X=[1 1;1 2;1 3;1 4]; %注意第一列全为1,即x0=1,第二列才为x1
Y=[1.1;2.2;2.7;3.8];
A=inv(X'*X);
theta=A*X'*Y; %根据公式theta=(X'*X)^(-1)*X'*Y;
end
注释:
1.这种方法最简单,但是公式推导过程很复杂
2.inv() 求逆
3. X ’是求X的转置
方法二:使用梯度下降法迭代(代码不懂)
function theta=linearRegression()
% 梯度下降法寻找最合适的theta,使得J最小
options=optimset('GradObj','on','MaxIter',100);
inittheta=[1 1]';
theta=fminunc(@costFunc,inittheta,options);
end
%%
function [J,gradient]= costFunc(theta)
%J为代价函数。
%y=theta(0)*x0+theta(1)*x1; 找出最好的theta来拟合曲线。
%使得J最小的theta就是最好的theta
x=[1;2;3;4];
y=[1.1;2.2;2.7;3.8];
m=size(x,1);
hypothesis=theta(1)+theta(2)*x;
delta=hypothesis-y;
J=sum(delta.^2)/(2*m);
gradient(1)=sum(delta.*1)/m; %x0=1;
gradient(2)=sum(delta.*x)/m;
end
注释:
1.Matlab中fminunc函数的意义 以及options函数的初级用法
2.
function theta=linearRegression()
% 梯度下降法寻找最合适的theta,使得J最小
options=optimset(‘GradObj’,’on’,’MaxIter’,100);
inittheta=[1 1]’;
theta=fminunc(@costFunc,inittheta,options);
end
结合注释1,这个目前看不懂,先记住,这是梯度下降算法的一个小套路吧!
3.这两种方法,都采用数据:
x=[1;2;3;4];
y=[1.1;2.2;2.7;3.8];
当然,用的时候可以换成其它数据,两种方法得出的结果都是
theta =
0.3000
0.8600
即可以学习到线性函数:
Y=0.3000+0.8600*X;
补充:
第一个代码计算梯度下降(懂了)
clear all
clc
% training sample data;
p0=26;
p1=73;
x=1:3;
y=p0+p1*x;
num_sample=size(y,2);
% gradient descending process
% initial values of parameters
theta0=1;
theta1=3;
%learning rate
alpha=0.08;
% if alpha is too large, the final error will be much large.

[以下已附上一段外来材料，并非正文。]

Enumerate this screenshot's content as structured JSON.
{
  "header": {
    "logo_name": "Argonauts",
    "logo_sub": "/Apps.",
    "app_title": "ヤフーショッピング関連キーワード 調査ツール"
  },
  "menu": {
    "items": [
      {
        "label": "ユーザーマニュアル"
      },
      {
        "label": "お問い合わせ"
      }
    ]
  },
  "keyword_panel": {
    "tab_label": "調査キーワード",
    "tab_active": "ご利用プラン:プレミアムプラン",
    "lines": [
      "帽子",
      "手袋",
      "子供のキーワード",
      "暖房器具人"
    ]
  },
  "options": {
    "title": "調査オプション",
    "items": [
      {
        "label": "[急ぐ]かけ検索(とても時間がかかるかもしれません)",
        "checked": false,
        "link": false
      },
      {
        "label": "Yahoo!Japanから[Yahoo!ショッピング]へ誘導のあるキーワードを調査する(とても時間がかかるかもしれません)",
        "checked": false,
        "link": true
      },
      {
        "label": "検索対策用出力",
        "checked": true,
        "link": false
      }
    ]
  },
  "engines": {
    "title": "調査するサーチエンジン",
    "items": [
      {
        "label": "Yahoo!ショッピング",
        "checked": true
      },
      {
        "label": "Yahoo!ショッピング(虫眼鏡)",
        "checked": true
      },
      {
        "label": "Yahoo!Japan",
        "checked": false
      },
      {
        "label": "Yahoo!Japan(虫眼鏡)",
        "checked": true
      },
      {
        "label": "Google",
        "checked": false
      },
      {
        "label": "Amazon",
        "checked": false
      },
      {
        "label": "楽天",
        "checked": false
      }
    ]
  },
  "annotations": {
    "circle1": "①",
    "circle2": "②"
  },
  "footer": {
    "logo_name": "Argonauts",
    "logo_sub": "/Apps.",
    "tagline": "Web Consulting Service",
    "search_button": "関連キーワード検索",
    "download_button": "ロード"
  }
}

% if alpha is too small, the convergence will be slow
epoch=500;
for k=1:epoch
v_k=k
h_theta_x=theta0+theta1*x; % hypothesis function
Jcost(k)=((h_theta_x(1)-y(1))^2+(h_theta_x(2)-y(2))^2+(h_theta_x(3)-y(3))^2)/num_sample;
theta0=theta0-alpha*((h_theta_x(1)-y(1))+(h_theta_x(2)-y(2))+(h_theta_x(3)-y(3)))/num_sample;
theta1=theta1-alpha*((h_theta_x(1)-y(1))*x(1)+(h_theta_x(2)-y(2))*x(2)+(h_theta_x(3)-y(3))*x(3))/num_sample;
% disp('*********comp 1**************');
r1=((h_theta_x(1)-y(1))+(h_theta_x(2)-y(2))+(h_theta_x(3)-y(3)));
r2=sum(h_theta_x-y);
% disp('*********comp 2**************');
r3=((h_theta_x(1)-y(1))^2+(h_theta_x(2)-y(2))^2+(h_theta_x(3)-y(3))^2);
r4=sum((h_theta_x-y).^2);
% disp('*********comp 3**************');
r5=((h_theta_x(1)-y(1))*x(1)+(h_theta_x(2)-y(2))*x(2)+(h_theta_x(3)-y(3))*x(3));
r6=sum((h_theta_x-y).*x);
if((r1~=r2)||(r3~=r4)||(r5~=r6))
disp('***wrong result******')
end
end
plot(Jcost)
注释:
1.代码里面类似
r1=((h_theta_x(1)-y(1))+(h_theta_x(2)-y(2))+(h_theta_x(3)-y(3)));
r2=sum(h_theta_x-y);
想说明,r2和r1其实是一样的, r1是r2 的具体展开
2. if((r1~=r2)||(r3~=r4)||(r5~=r6))中
~=不等号
|| 或
第二个代码,对第一个代码进行简化(懂了)
clear all
clc
% training sample data;
p0=26;
p1=73;
x=1:3;
y=p0+p1*x;
num_sample=size(y,2);
% gradient descending process
% initial values of parameters
theta0=1;
theta1=3;
%learning rate
alpha=0.08;
% if alpha is too large, the final error will be much large.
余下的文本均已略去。